StockMarketWire.com - The FTSE 100 broke the 7,900 barrier around 4pm before retreating thanks to gains among mining and banking stocks.

Miner Fresnillo (FRES) jumped 3.6% to £13.15, followed by Evraz (EVR) and Glencore (GLEN).

High street banks Royal Bank of Scotland (RBS) increased 1.2% to 296p and HSBC (HSBA) rose 0.9% to 745.7p.

The FTSE 100 closed 0.2% higher at 7,877.

Brent crude oil surged 1.4% to $80.38 per barrel and copper climbed 1.2% to $3.12 per pound.

Retailer Marks & Spencer (MKS) announced plans to shutter upwards of 100 stores by 2022 as part of a restructuring. The shares fell 2.8% to 292.02p.

OVERSEAS MARKETS

It was a subdued open in the US with the S&P 500 making the biggest gain of 0.2% to 2,738 around 4:45pm UK time.

MID AND LARGE CAP RISERS AND FALLERS

National Grid (NG.) dimmed 0.1% to 886.5p after watchdog Ofgem revealed it opened an investigation into its UK transmission business.

Bicycle seller Halfords (HFD) reported a 5% drop in underlying pre-tax profits to £71.6m, dragging the shares 11.5% lower to 343.1p.

Investors wanted more from UDG Healthcare (UDG) as a lack of upgrades and weakness in the Sharp division hit its shares by 5.7% to 878.5p.

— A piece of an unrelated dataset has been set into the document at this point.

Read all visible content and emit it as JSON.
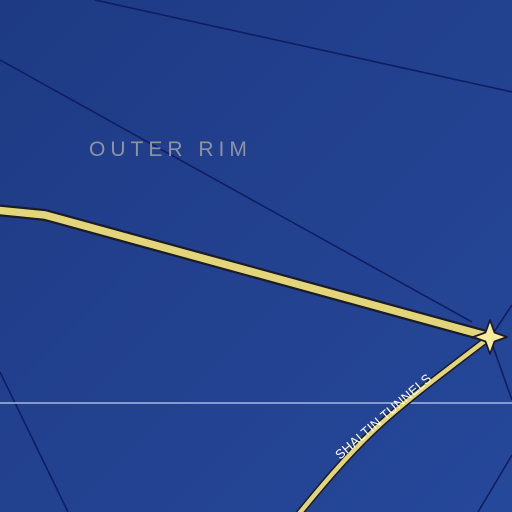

Poultry supplier Cranswick (CWK) sizzled 2.3% to £33.36 after annual adjusted pre-tax profits fattened 22.4% thanks to growth across the business.

Pet products retailer Pets at Home (PETS) continued with its turnaround programme as underlying pre-tax profit fell 12.3% in the year to 29 March. The stock slumped 13% to 137.4p after investors expected better trading.

Entertainment One (ETO) was broadly unmoved at 288p despite its family division benefitting from high demand for Peppa Pig and PJ Masks.

Real estate investment trust Shaftesbury (SHB) said the West End economy was 'largely unaffected' by business and consumer uncertainty following the Brexit vote and challenges facing retailers. Profit after tax increased 20.8% to £123.7m in the six months to 31 March, but this failed to lift the shares at 990p.

Specialist fund manager Intermediate Capital (ICP) enjoyed a 3.3% boost to £12.03 thanks to a rise in assets under management, which helped drive pre-tax profit 29% higher.

Inmarsat (ISAT) fell 7.1% to 361.1p after rival Iridium Communications said the International Maritime Organization's Maritime Safety Committee recognised it meets the criteria to provide Global Maritime Distress and Safety System services. Investors were unnerved as Inmarsat was previously the exclusive provider of GMDSS-approved satellite communication services.

Galliford Try (GFRD) was broadly unmoved at 975p despite announcing it was likely to face additional costs following weather-driven delays in the construction of Aberdeen's new ring road.

Rank (RNK) acquired Spanish digital bingo business QSB Gaming for up to €52m in cash, prompting investors to mark the shares 9.5% higher to 169.8p.

Convenience food manufacturer Greencore (GNC) fattened 5.1% to 164.6p amid strong underlying sales growth in the UK and US.

SMALL CAP RISERS AND FALLERS

Publisher Bloomsbury (BMY) continued to benefit from high demand for special editions of the HarryPotter series, helping to drive profit and sales higher. Shares in Bloomsbury rose 8.2% to 224p.